What does Hedge Fund do?

Return on financial asset can be broken down into two components: capital appreciation and cash flow.

Capital appreciation is the purchase (or decrease) in the price of an asset over the purchase price. Cash flow is the actual cash distribution to the owner.

Hedge fund involves shorting shares of the company and using leverage.

Another example is to buy Google while shorting Yahoo in equal dollar amount. Alternatively you can buy Singtel and short M1 at the same time.The point is by taking hedge position, you can significantly reduce your risk of holding your Google or Singtel position. The Google (long) and Yahoo (Short) trade is known as a pairs trade, where investor wishes to benefit from his expectation that one security will perform better than another while hedging out market risk. The best pairs are those in the same or similar industries or ones where one industry has a clear advantage over the others.

The idea is to have a hedge portfolio of a dozen or more pairs trades that are similarly contrived to profit from the relative performance between two securities. 

Directional trade involves using strategies which captures macro trends. Nonetheless, the Sharpe Ratio of directional strategies are often low. A Sharpe Ratio, the portfolio return divided by the variability of the return, greater than 1 is very good. It means that taking the risk of making your investment is better than holding cash, even when the returns of the risky investment have been adjusted for the risk taken.

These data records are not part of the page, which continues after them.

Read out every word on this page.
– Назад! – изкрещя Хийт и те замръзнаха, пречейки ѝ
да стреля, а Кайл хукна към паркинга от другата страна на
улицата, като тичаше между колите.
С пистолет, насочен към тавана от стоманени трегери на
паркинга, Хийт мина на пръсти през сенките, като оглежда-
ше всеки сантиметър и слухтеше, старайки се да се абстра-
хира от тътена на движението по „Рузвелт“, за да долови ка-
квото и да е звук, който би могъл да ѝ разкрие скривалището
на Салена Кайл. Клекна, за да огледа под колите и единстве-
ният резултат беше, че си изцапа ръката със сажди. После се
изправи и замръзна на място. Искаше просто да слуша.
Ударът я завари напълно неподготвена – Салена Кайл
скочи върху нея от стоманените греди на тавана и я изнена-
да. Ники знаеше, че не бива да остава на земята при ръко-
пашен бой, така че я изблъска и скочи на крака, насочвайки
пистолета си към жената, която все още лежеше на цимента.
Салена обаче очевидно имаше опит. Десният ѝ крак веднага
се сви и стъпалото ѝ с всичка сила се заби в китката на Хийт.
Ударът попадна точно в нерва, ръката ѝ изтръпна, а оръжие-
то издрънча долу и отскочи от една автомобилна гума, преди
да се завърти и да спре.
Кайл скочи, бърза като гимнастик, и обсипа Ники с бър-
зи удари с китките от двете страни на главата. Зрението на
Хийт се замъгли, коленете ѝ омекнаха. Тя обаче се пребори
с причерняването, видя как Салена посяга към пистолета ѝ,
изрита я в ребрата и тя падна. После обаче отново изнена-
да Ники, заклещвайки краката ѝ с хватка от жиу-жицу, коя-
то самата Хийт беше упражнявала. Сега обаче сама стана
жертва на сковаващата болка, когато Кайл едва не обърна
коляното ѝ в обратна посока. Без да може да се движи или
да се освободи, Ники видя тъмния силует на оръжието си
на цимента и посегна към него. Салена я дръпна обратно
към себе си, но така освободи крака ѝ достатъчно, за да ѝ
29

Arbitrage is likely the least volatile of all hedge strategies, involving simultaneous buying and selling of a security at two different prices in two different markets, resulting in profits without risk. Arbitrage opportunities do not stick around for long. The knowledge of an arbitrage seeps into the intelligence of the market, and others begin to see and trade the same idea, making it less profitable over time and prehaps even a losing trade.